В полдень они с аппетитом пообедали. Кайер время от времени вздыхал. Упоминая имя Маколы, они всякий раз прибавляли к нему бранный эпитет. От этого им становилось легче. Макола устроил себе праздник и выкупал детей в реке. В тот день ни один человек из деревень Гобилы не приблизился к станции. То же повторилось и на следующий день, и так в течение целой недели. Народ Гобилы не подавал никаких признаков жизни: казалось, все они умерли и похоронены. Но они только оплакивали тех, кого погубили колдовские чары белых людей, которые привлекли в их страну злой народ. Злой народ ушел, но страх остался. Страх всегда остается. Человек может уничтожить в себе всё: любовь, ненависть, веру, даже сомнения, но, пока он цепляется за жизнь, ему не уничтожить страха; страх – вкрадчивый, непобедимый и ужасный – охватывает всё его существо, окрашивает его мысли, таится в его сердце, следит за последним его вздохом. В страхе кроткий старый Гобила сулил Экстренные человеческие жертвы всем злым духам, овладевшим его белыми друзьями. На сердце у него было тяжело. Кое-кто из воинов толковал о поджоге и убийстве, но осторожный старый дикарь отговорил их. Кто мог предвидеть, какие бедствия принесут эти таинственные создания, если их рассердить? Лучше оставить их в покое. Быть может, со временем они исчезнут в земле, как исчез первый белый. Его народ должен держаться вдали от них и ждать лучших времен.

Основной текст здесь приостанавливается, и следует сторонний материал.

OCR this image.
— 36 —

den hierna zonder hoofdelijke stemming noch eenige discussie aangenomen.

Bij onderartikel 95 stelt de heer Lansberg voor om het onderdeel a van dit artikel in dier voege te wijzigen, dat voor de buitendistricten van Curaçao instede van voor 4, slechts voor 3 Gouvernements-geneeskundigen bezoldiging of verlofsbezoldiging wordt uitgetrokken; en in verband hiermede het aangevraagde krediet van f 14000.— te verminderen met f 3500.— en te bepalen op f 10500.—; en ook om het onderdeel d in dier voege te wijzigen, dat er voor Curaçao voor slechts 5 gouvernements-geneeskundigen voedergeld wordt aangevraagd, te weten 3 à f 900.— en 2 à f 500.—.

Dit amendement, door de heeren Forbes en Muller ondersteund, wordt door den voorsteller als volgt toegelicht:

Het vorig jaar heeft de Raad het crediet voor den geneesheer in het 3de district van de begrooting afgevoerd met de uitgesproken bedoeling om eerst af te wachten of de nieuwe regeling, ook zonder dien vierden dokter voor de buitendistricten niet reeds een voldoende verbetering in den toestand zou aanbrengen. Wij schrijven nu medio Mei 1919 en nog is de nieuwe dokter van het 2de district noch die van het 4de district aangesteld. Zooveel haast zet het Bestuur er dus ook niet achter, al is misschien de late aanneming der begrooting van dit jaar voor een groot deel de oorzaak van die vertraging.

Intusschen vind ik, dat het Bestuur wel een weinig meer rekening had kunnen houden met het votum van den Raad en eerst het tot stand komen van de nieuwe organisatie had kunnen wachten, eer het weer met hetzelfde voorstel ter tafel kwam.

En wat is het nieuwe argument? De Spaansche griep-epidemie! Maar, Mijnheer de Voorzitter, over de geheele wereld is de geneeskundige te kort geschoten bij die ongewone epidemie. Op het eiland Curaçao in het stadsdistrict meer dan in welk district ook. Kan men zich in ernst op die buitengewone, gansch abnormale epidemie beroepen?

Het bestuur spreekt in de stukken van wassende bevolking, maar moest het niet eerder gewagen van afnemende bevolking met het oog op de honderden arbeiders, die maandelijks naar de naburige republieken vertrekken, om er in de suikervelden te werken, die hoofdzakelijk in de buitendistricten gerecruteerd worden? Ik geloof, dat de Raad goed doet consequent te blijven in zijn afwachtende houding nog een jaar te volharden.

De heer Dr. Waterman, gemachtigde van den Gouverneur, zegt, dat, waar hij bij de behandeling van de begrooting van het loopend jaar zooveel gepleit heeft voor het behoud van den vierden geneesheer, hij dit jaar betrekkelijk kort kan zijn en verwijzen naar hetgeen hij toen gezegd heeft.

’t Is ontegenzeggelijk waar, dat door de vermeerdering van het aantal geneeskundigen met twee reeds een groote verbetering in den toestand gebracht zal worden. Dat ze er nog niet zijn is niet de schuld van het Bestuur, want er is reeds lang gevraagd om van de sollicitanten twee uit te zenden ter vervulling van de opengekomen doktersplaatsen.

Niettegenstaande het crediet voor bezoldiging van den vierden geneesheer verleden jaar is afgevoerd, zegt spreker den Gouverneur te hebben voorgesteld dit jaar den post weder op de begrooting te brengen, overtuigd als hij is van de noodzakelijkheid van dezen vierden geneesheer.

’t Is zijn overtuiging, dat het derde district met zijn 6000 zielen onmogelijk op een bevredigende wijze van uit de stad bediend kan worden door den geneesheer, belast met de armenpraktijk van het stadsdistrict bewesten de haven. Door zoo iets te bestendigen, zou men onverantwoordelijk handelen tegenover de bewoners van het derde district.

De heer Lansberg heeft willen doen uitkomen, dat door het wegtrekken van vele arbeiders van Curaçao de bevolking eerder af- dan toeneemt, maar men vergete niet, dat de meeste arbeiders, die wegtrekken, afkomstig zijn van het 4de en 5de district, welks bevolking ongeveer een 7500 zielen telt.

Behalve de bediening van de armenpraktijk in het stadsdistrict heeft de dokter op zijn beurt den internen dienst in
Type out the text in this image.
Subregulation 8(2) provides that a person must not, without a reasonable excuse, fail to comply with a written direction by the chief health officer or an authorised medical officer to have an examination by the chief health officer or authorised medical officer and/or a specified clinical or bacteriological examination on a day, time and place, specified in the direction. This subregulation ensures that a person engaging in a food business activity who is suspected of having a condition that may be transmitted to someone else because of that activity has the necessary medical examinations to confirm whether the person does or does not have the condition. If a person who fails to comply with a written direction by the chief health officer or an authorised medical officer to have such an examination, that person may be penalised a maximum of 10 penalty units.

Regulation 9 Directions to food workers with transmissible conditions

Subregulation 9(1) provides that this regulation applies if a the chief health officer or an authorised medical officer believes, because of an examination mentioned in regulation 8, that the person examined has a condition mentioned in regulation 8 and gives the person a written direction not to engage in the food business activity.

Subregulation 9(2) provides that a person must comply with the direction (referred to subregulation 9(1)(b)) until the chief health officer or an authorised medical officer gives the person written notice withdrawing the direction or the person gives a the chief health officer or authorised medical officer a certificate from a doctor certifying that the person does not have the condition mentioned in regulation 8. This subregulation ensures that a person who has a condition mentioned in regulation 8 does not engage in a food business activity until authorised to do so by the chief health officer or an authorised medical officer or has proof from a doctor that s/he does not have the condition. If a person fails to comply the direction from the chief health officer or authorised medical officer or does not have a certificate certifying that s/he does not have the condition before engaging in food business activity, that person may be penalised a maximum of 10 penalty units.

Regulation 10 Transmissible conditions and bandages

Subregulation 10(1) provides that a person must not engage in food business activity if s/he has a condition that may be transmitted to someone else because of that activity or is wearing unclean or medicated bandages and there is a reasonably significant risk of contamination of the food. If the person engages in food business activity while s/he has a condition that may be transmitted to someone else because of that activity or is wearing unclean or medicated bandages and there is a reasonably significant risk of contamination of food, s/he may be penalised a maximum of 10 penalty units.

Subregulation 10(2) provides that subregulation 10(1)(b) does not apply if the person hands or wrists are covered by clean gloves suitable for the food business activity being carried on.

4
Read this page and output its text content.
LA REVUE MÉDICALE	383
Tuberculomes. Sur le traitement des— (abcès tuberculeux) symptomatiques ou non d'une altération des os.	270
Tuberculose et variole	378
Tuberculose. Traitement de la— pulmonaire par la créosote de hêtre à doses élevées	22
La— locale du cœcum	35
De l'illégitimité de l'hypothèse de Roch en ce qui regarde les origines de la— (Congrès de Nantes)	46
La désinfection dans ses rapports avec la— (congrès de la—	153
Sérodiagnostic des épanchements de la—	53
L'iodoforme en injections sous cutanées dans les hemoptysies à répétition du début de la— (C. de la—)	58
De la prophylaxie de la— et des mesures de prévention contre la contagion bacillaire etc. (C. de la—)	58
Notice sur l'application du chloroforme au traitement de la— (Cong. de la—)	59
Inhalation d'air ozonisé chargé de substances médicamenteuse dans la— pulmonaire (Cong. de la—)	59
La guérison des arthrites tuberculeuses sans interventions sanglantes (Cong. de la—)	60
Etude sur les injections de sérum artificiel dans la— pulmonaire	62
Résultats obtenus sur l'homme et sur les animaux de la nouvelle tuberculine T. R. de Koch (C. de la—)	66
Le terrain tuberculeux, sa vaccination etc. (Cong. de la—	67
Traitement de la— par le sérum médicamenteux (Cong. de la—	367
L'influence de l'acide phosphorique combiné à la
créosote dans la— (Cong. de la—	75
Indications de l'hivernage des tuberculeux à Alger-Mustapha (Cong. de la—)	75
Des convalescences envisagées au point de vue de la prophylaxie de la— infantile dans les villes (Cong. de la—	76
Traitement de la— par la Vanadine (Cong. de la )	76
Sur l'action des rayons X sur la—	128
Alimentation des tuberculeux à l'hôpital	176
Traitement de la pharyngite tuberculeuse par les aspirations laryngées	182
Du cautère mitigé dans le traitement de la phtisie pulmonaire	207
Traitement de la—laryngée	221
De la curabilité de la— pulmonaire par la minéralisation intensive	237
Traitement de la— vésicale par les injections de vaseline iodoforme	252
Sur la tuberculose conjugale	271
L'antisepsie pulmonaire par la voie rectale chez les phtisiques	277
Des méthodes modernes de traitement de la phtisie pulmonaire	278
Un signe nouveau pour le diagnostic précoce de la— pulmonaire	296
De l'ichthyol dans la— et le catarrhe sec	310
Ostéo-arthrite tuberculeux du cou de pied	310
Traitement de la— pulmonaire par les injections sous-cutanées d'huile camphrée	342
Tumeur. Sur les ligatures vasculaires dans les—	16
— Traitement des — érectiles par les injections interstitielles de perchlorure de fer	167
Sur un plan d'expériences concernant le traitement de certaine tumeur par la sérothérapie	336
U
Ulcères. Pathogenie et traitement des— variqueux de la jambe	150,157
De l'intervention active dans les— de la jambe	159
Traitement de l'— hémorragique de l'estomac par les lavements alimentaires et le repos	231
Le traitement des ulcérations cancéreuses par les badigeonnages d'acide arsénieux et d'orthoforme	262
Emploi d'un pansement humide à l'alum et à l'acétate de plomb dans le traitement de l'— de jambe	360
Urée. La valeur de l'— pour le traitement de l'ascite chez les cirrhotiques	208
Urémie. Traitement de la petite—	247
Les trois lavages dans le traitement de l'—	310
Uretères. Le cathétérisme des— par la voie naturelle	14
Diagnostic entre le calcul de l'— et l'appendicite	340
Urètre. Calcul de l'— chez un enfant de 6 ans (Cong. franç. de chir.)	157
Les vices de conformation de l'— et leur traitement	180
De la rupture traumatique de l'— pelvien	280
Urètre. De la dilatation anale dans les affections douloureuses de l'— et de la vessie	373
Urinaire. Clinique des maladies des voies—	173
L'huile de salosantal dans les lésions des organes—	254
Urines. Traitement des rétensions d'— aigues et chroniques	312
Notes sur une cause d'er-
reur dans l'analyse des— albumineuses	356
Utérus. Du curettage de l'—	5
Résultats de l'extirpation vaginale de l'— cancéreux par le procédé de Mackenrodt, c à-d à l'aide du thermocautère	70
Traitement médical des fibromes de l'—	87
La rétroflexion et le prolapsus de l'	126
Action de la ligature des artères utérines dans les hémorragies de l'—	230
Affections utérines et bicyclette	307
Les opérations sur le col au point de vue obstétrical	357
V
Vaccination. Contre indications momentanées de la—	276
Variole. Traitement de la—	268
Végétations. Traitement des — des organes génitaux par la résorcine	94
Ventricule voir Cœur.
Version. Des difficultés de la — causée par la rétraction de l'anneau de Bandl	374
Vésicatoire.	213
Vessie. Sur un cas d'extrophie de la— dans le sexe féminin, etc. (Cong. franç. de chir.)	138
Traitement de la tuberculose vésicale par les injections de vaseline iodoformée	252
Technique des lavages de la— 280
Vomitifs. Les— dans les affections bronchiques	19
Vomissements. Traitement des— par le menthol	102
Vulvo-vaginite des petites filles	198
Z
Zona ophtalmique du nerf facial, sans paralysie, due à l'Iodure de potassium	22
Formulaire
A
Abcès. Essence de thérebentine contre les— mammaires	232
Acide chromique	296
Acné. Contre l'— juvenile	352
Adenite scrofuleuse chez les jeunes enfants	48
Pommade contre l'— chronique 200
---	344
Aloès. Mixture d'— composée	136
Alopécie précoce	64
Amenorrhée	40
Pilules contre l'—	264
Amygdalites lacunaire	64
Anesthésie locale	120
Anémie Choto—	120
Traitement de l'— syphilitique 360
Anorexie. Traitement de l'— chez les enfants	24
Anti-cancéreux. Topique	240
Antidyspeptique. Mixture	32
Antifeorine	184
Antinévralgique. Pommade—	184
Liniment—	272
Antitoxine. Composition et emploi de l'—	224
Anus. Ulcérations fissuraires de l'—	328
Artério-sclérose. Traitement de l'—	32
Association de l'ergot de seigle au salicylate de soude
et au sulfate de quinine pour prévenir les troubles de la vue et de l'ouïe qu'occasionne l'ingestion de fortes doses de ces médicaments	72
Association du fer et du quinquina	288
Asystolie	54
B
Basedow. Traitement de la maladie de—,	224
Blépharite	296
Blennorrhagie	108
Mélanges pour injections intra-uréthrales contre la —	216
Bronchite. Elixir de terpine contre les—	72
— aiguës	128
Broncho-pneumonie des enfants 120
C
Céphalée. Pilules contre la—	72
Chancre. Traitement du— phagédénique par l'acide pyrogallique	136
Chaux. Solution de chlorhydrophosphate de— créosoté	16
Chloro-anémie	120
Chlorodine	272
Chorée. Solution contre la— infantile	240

Кайер и Карлье не исчезли: они остались на поверхности земли, которая почему-то стала им казаться больше и пустыннее. На них производило впечатление не столько полнейшее и немое уединение станции, сколько неясное чувство – словно ушло от них нечто заботившееся об их безопасности, оберегавшее их сердца от влияния дикой страны. Картины домашней жизни – там, далеко – воспоминания о людях, подобных им, которые думали и чувствовали так, как привыкли думать и чувствовать они, отодвинулись дальше, стали неясными в сиянии солнца на безоблачном небе. И из великого молчания окружавшей их глуши к ним, казалось, приблизилась ее безнадежность и дикость, мягко завлекала их, обратила на них свои взоры, окутала заботливостью, непреодолимой, фамильярной и отвратительной.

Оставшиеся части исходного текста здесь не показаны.